According to the Cuban official, this “decision directly affects bilateral exchanges that were taking place in areas of mutual interest and benefit for the people of Cuba and the United States, such as culture, health, education, science and sport”.
Usually, Cuban representatives in these areas travel all over the world with a passport arranged by their employers and with the respective visas.
Relations between the two countries became strained during the first term of President Donald Trump, who radically tightened sanctions against the island, pressuring a change in the political model, after the historic rapprochement of the Barak Obama administration.

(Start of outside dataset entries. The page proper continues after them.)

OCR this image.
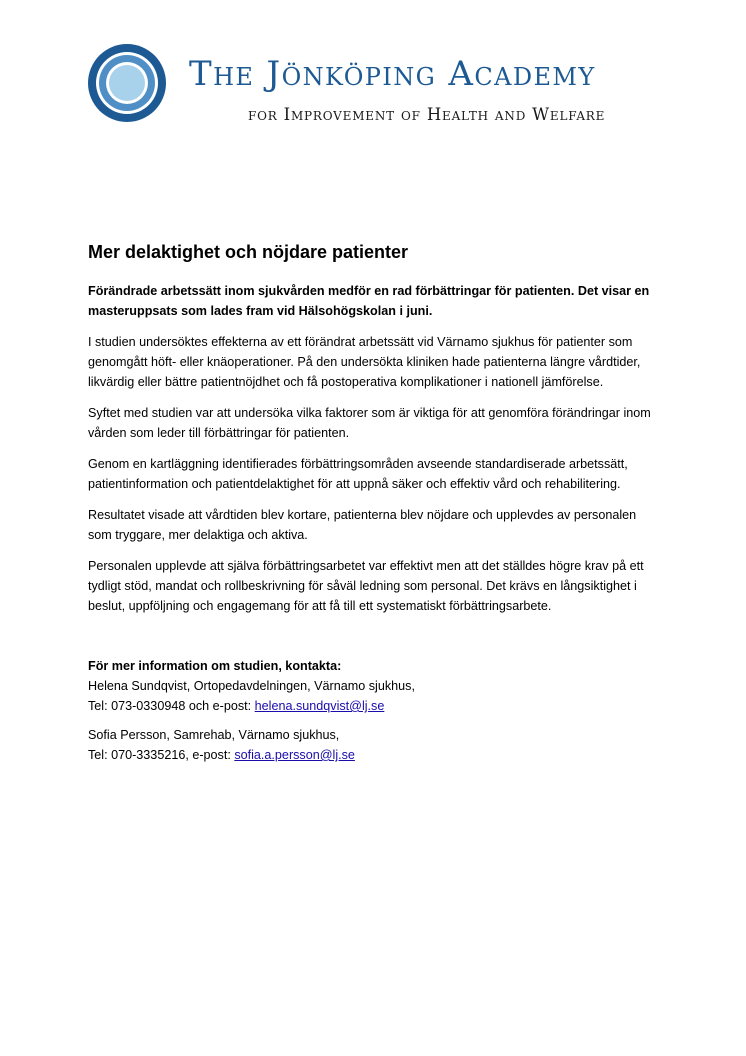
The Jönköping Academy
for Improvement of Health and Welfare
Mer delaktighet och nöjdare patienter

Förändrade arbetssätt inom sjukvården medför en rad förbättringar för patienten. Det visar en masteruppsats som lades fram vid Hälsohögskolan i juni.

I studien undersöktes effekterna av ett förändrat arbetssätt vid Värnamo sjukhus för patienter som genomgått höft- eller knäoperationer. På den undersökta kliniken hade patienterna längre vårdtider, likvärdig eller bättre patientnöjdhet och få postoperativa komplikationer i nationell jämförelse.

Syftet med studien var att undersöka vilka faktorer som är viktiga för att genomföra förändringar inom vården som leder till förbättringar för patienten.

Genom en kartläggning identifierades förbättringsområden avseende standardiserade arbetssätt, patientinformation och patientdelaktighet för att uppnå säker och effektiv vård och rehabilitering.

Resultatet visade att vårdtiden blev kortare, patienterna blev nöjdare och upplevdes av personalen som tryggare, mer delaktiga och aktiva.

Personalen upplevde att själva förbättringsarbetet var effektivt men att det ställdes högre krav på ett tydligt stöd, mandat och rollbeskrivning för såväl ledning som personal. Det krävs en långsiktighet i beslut, uppföljning och engagemang för att få till ett systematiskt förbättringsarbete.

För mer information om studien, kontakta:
Helena Sundqvist, Ortopedavdelningen, Värnamo sjukhus,
Tel: 073-0330948 och e-post: helena.sundqvist@lj.se
Sofia Persson, Samrehab, Värnamo sjukhus,
Tel: 070-3335216, e-post: sofia.a.persson@lj.se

During Joe Biden’s time in the White House there were no major changes, but days before the end of his term he removed the island from a list of countries that sponsor terrorism, which had caused many difficulties in the Caribbean nation’s foreign trade. In his new term, Trump reinstated it.
A request for comment to the US embassy in Cuba about the refusal to issue visas and the return of passports was not immediately answered.
Among those affected would be the basketball team due to take part in a qualifying game on Sunday in Puerto Rico, acknowledged Fernández de Cossío and the local basketball federation.
The refusal would be in accordance with a 2020 US regulation refusing to grant visas to countries that do not cooperate with the return of immigrants, a Cuban diplomatic source told AP, preferring not to be identified as they were not authorized to offer details in this regard.
Official media outlets showed images of migrants returned on flights from 2023 onwards after the two governments resumed an agreement for deportations by this route.
In August 2024, it was even reported that more than 1,000 citizens had been handed over to Cuba by US officials. Most of them had left the island legally and tried to enter the neighboring country via the southern border.
There are also regular returns by sea of people intercepted on the high seas.
Vice-minister Fernández de Cossío said he had no comment when asked if deportation flights had already been received in January or February during Trump’s administration.